I give her the very brief version of how everything is fine. I’m sure she’s not fooled, neither are Presley or Mrs. Hennington, but I don’t want to analyze it. He’s grieving. I’m grieving. There’s no right or wrong way to handle this situation. He seems to need more time alone, and I’m doing my best to respect that.

I’m the opposite, though.

I need people.

I haven’t been alone for more than a half hour. When Presley see’s Wyatt’s truck leave, she rushes over. If she can’t be here, someone else shows up out of nowhere. It’s foreign to me that I’m craving people. I’ve been independent my whole life, but right now being alone leaves me with nothing to do but think. My mind wanders down paths that it doesn’t need to seek. I get caught up in the “what ifs” and “could’ve beens”.

“I know that it gets better with time. It did with my brother.” I play with the fork as I think through how I feel right now. “I know it takes a while before you get back into your groove, but everything feels unsettling.”

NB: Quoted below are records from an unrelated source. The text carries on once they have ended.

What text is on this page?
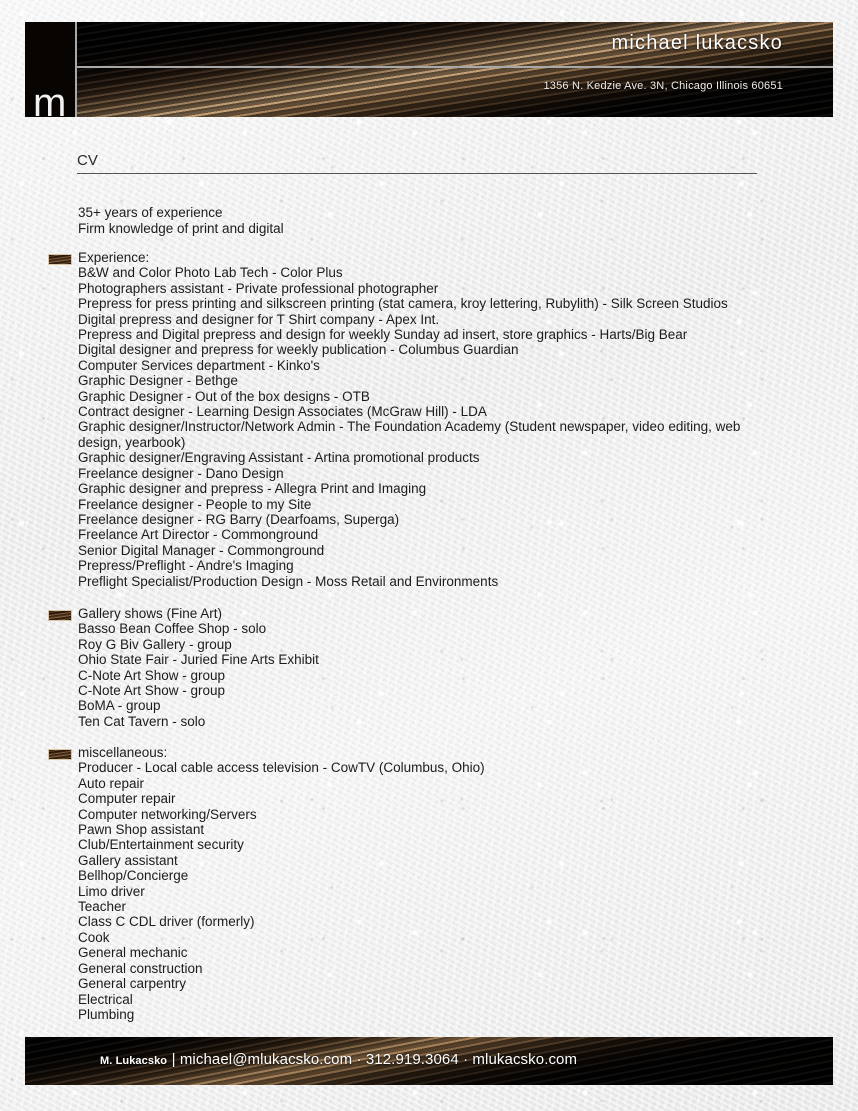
m
michael lukacsko
1356 N. Kedzie Ave. 3N, Chicago Illinois 60651
CV
35+ years of experience
Firm knowledge of print and digital
Experience:
B&W and Color Photo Lab Tech - Color Plus
Photographers assistant - Private professional photographer
Prepress for press printing and silkscreen printing (stat camera, kroy lettering, Rubylith) - Silk Screen Studios
Digital prepress and designer for T Shirt company - Apex Int.
Prepress and Digital prepress and design for weekly Sunday ad insert, store graphics - Harts/Big Bear
Digital designer and prepress for weekly publication - Columbus Guardian
Computer Services department - Kinko's
Graphic Designer - Bethge
Graphic Designer - Out of the box designs - OTB
Contract designer - Learning Design Associates (McGraw Hill) - LDA
Graphic designer/Instructor/Network Admin - The Foundation Academy (Student newspaper, video editing, web design, yearbook)
Graphic designer/Engraving Assistant - Artina promotional products
Freelance designer - Dano Design
Graphic designer and prepress - Allegra Print and Imaging
Freelance designer - People to my Site
Freelance designer - RG Barry (Dearfoams, Superga)
Freelance Art Director - Commonground
Senior Digital Manager - Commonground
Prepress/Preflight - Andre's Imaging
Preflight Specialist/Production Design - Moss Retail and Environments
Gallery shows (Fine Art)
Basso Bean Coffee Shop - solo
Roy G Biv Gallery - group
Ohio State Fair - Juried Fine Arts Exhibit
C-Note Art Show - group
C-Note Art Show - group
BoMA - group
Ten Cat Tavern - solo
miscellaneous:
Producer - Local cable access television - CowTV (Columbus, Ohio)
Auto repair
Computer repair
Computer networking/Servers
Pawn Shop assistant
Club/Entertainment security
Gallery assistant
Bellhop/Concierge
Limo driver
Teacher
Class C CDL driver (formerly)
Cook
General mechanic
General construction
General carpentry
Electrical
Plumbing
M. Lukacsko | michael@mlukacsko.com · 312.919.3064 · mlukacsko.com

Mrs. Kannan takes my hand in hers. “Of course it does, honey. You were preparin’ for a life that isn’t going to be anymore. I know it’s a lot to handle, but you’re doing it. You’re healing in a lot of ways right now. It’ll get better. You and Wyatt love each other, and you’ll work it out.”

“Do we?” I ask. “I mean do we really? I would’ve never been in Bell Buckle if it weren’t for the baby. He would’ve lived his life just fine.”

Her brown eyes widen. “Don’t think like that. I know you’re confused, but don’t you doubt what the two of you share. I saw it with my own eyes.” Her hand slaps against the table. “I’ve been around that boy since he was an infant. I’ve never in all my years seen him look at a girl the way he looks at you. It’s not a test of love when things are good. It’s how you handle things when times are bad.”